Research

Trade and Globalisation

Op-ed

America first

26 Jul 2016 - 12:25
Source: gop.com

Donald Trump is coarse and blunt enough to make gaffes every day, so there is still the possibility of the ultimate banana skin. While until recently Trump scored gaffes in domestic issues, since the Fox interview in April and the New York Times piece mid-July, also his foreign policy cred becomes much more clear. He summarises this snappily as America first. And the rest is primarily concerned with money. He recently tried to corner Saudi Arabia: if he were to become president, the Saudi kingdom would have to dig deep into its pockets to pay for the fight that America is fighting against IS, or it would have to provide its own ground troops.

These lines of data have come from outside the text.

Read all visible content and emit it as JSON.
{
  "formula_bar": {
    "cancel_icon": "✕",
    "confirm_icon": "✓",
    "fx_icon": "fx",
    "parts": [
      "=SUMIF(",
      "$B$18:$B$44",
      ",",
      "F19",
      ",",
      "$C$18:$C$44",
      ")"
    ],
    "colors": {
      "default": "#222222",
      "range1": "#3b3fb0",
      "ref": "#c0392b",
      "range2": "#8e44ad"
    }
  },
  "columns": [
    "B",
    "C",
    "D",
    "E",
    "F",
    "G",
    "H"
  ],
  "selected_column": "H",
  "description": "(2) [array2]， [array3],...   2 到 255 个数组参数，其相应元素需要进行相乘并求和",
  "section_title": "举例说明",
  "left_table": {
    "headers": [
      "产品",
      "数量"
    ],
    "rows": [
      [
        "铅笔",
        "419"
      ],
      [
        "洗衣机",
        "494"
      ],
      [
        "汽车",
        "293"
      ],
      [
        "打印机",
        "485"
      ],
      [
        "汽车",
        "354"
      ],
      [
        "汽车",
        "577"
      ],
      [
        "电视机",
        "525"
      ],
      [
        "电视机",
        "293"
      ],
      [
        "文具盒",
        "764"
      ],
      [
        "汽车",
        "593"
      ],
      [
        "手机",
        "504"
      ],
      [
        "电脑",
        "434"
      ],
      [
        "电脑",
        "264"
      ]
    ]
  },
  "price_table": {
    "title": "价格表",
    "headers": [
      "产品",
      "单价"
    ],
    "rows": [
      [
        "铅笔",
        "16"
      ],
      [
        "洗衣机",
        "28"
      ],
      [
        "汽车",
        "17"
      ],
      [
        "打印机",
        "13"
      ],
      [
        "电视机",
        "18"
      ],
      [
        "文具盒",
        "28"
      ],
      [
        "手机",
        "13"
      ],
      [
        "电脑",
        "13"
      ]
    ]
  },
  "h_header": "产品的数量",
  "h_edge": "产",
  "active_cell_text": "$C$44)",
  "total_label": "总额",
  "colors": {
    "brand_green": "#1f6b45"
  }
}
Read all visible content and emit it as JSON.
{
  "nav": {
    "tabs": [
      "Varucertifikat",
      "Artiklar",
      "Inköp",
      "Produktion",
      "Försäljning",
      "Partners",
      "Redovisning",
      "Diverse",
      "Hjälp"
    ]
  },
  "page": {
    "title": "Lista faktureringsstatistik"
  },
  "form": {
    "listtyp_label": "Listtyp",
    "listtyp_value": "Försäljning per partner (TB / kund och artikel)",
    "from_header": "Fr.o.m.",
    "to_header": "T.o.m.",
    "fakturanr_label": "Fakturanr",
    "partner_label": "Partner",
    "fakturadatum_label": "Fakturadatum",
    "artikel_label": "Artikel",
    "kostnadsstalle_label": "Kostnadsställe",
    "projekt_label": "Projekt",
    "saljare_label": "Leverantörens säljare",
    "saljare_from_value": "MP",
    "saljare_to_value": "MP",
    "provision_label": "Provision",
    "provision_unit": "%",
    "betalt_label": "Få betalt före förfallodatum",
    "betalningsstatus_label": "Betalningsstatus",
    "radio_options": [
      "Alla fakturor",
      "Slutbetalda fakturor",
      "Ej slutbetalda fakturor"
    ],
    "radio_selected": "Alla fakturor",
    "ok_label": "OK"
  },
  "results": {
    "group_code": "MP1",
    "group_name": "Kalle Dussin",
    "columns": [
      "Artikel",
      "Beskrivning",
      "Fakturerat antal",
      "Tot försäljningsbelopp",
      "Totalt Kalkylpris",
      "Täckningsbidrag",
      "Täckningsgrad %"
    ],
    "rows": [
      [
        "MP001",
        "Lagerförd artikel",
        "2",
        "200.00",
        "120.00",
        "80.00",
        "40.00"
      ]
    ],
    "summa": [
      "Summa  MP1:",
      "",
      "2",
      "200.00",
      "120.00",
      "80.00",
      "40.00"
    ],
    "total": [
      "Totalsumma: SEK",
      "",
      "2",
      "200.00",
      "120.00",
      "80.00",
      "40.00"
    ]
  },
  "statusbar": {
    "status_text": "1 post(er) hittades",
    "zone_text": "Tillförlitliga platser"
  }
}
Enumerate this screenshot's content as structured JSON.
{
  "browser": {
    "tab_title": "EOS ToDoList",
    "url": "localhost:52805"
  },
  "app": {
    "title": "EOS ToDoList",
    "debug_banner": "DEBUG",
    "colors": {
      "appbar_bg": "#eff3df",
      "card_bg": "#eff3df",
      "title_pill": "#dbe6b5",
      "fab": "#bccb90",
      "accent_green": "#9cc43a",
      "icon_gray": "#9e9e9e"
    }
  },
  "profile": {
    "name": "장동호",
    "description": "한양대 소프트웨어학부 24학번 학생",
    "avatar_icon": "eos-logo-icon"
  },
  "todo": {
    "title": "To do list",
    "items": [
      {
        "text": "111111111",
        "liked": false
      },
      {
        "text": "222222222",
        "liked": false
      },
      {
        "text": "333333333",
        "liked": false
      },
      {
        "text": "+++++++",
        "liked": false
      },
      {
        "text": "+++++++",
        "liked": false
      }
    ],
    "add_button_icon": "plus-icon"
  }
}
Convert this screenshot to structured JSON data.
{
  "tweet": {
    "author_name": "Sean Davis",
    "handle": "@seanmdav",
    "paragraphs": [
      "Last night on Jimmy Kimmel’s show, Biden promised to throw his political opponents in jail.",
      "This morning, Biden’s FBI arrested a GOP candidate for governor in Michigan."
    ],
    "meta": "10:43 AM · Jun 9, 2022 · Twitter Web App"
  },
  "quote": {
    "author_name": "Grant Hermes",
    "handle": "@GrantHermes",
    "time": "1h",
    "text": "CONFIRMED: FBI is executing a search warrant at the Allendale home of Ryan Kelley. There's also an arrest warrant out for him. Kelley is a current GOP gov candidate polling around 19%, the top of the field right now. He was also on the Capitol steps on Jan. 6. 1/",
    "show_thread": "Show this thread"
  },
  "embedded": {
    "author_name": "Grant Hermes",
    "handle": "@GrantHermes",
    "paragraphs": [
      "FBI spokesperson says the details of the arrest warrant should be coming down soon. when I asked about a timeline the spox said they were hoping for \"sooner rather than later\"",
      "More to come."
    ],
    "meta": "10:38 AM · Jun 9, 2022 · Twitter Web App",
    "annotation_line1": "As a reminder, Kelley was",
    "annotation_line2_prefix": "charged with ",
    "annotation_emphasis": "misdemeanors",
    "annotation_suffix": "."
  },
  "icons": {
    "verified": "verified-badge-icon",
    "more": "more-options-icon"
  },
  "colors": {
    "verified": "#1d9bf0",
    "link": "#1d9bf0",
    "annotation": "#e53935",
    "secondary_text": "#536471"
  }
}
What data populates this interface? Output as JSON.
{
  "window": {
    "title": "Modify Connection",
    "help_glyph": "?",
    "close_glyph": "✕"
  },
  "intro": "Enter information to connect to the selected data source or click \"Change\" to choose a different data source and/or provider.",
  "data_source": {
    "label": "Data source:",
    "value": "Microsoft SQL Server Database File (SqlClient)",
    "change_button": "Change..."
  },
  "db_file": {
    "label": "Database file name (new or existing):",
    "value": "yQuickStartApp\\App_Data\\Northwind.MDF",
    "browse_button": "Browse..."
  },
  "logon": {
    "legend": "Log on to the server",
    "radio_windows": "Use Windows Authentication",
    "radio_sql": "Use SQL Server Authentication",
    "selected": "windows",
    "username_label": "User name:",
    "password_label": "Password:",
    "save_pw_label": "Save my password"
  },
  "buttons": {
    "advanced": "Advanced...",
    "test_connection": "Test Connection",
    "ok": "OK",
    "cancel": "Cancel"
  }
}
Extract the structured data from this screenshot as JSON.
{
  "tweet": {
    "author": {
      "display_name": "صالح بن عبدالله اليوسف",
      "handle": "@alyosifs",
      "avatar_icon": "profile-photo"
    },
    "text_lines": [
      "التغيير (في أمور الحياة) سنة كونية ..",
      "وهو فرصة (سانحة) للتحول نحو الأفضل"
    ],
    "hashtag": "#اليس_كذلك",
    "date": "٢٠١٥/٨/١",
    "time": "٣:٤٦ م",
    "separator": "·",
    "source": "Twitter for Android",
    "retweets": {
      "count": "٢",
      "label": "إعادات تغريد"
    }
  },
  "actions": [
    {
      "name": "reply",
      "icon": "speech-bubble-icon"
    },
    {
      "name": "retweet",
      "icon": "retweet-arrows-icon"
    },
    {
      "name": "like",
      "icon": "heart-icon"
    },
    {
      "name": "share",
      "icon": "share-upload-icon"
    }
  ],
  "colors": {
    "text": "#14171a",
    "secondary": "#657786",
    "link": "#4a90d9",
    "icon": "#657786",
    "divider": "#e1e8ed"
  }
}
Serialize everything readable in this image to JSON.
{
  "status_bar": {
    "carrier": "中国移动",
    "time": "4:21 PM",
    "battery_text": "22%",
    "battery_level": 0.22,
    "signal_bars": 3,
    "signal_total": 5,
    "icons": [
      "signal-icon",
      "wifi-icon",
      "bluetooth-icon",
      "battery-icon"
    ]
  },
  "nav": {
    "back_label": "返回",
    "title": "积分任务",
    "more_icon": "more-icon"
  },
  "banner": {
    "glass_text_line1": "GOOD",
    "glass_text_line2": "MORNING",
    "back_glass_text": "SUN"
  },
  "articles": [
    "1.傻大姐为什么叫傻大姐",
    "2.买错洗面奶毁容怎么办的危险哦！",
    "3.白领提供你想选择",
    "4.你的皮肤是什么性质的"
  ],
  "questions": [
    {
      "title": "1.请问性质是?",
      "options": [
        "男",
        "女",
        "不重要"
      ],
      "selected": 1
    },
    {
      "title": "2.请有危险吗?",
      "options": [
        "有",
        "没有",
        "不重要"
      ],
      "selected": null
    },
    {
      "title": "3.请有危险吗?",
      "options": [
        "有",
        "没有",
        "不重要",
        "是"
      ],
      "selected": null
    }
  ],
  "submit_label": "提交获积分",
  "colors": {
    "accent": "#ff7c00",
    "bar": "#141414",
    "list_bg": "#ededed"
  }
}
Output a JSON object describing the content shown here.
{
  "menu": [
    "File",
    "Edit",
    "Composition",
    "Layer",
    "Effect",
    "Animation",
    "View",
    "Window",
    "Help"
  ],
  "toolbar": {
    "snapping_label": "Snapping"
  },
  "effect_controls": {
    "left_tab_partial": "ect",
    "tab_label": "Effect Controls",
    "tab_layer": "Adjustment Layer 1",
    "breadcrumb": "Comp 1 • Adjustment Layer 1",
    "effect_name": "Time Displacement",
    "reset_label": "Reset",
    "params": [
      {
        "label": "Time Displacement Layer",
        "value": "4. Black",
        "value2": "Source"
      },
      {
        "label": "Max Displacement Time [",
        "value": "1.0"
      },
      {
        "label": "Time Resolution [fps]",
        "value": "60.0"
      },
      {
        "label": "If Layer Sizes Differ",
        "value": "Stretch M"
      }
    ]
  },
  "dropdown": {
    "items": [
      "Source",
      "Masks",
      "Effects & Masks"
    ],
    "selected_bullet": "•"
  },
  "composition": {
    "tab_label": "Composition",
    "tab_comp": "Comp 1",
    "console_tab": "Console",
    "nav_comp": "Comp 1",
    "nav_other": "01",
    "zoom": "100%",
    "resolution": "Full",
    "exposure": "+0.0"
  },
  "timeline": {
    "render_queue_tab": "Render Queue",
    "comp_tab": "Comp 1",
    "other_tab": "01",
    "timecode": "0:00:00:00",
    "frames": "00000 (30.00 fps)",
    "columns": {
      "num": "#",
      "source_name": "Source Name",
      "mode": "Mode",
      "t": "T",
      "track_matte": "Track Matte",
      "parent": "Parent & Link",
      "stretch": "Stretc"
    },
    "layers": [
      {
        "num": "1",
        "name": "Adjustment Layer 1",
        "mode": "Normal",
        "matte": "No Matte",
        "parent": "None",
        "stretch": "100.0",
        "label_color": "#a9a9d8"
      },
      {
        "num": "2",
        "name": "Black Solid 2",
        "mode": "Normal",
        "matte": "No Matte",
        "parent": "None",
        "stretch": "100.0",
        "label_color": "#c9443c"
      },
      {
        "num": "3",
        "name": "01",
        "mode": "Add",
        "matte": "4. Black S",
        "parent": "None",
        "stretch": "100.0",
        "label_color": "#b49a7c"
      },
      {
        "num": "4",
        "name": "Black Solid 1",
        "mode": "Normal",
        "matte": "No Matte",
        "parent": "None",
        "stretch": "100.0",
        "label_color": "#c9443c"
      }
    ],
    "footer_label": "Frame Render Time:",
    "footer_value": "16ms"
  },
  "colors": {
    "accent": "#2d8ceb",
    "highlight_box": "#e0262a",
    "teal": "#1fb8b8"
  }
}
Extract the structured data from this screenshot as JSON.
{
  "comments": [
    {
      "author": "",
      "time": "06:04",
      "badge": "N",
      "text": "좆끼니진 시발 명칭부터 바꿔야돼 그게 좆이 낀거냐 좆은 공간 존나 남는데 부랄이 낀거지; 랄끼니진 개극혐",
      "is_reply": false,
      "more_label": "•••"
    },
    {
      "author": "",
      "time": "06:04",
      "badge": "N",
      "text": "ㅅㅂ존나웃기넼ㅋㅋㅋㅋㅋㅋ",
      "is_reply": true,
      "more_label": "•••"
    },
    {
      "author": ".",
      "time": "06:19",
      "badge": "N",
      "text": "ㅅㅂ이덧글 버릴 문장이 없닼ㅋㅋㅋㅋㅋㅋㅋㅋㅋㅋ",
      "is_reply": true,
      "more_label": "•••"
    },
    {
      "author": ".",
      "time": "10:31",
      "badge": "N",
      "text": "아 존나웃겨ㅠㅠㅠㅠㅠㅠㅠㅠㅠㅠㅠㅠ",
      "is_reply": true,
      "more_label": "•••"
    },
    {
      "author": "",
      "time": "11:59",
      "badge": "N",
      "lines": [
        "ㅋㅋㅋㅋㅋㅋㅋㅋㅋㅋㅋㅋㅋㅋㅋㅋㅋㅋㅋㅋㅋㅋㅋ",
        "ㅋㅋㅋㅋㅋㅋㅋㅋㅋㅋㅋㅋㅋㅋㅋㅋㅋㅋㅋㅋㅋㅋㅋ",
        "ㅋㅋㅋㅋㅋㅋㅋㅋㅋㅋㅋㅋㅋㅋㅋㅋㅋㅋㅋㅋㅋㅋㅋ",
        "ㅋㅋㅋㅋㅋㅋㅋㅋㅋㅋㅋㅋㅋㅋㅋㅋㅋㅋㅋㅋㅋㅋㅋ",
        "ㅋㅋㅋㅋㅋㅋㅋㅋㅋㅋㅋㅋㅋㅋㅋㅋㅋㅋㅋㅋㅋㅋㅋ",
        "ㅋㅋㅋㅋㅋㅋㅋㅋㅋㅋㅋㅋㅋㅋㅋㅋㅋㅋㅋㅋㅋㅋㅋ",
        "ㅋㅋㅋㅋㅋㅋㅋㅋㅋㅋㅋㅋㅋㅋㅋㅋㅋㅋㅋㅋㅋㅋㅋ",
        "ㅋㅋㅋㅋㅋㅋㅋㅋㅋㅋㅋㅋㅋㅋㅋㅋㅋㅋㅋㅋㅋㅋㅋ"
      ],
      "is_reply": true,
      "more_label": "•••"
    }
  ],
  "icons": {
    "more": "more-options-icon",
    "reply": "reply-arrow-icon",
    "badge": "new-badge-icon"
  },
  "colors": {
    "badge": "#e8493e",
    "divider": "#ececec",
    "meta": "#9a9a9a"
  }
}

Japan and South Korea can also look forward to a bill for American protection; and they will have to make their own nuclear weapons if they want to keep North Korea and China at bay. Trump believes that the way in which they currently 'pretend to defend' them assumes that they are in control and are keeping a lid on the number of nuclear powers world-wide, but that is too expensive. And these two countries will have to acquire the nuclear weapons anyway, just to be sure. 

Trump-style foreign policy is simple: each favour comes at a heavy price, the US in effect becoming a security firm for hire. All treaties with foreign countries will have to be overhauled and many will fall by the wayside, because a lot of them are too much of a burden for America. The main issue as far as we are concerned is that Trump has had more than enough of NATO. He thinks that the world's strongest alliance is 'unfair': he calls almost all America's European allies parasites. What he wants to replace it with is not all that clear, except that he really believes in his 'America first' slogan and that he might like to swap NATO for a counter-terrorism alliance with countries that are prepared to pay for it.

Not that I want to disclose everything, says Trump; unpredictability is precisely an American president's trump card. For a president who has already let us know that he intends to build a wall along the Rio Grande (at Mexico's expense) and wants to suspend immigration for Muslims, this is a cryptic statement that has incited rage; it seems a display of total ignorance rather than finely-honed strategic insight.

Trump's world is run through with petty paranoia, denial of fact and small-minded recrimination aimed at friend and foe alike, having fleeced and ripped off the US for many, many years. You could call that the less-polished variant of the widely-held opinion that a leader is always expected to have something extra, and that the leader's followers benefit from that. But that is off-set by the fact that the fruits of leadership are generally overlooked by Trump and his cohorts. In fact, since the Second World War, the US has signed security pacts with 69 countries. These treaties created a network that spans five continents, affects a quarter of the world's population and covers 75% of the world's economic output. America has 800 military bases or aid points in around 80 countries, an unparalleled intelligence position and a leading role in foreign policy.

A study by Michael Beckley in International Security shows that this has not exactly been a millstone around the US's neck: in the last 65 years, the US has been dragged to the brink of war perhaps five times. All I can add is that Trump stands for a lot of noise, a tight rein on the controls but, more than anything, America First.

(This is a slightly updated version from a column by Ko Colijn in the Dutch weekly Vrij Nederland, April 28 2016.)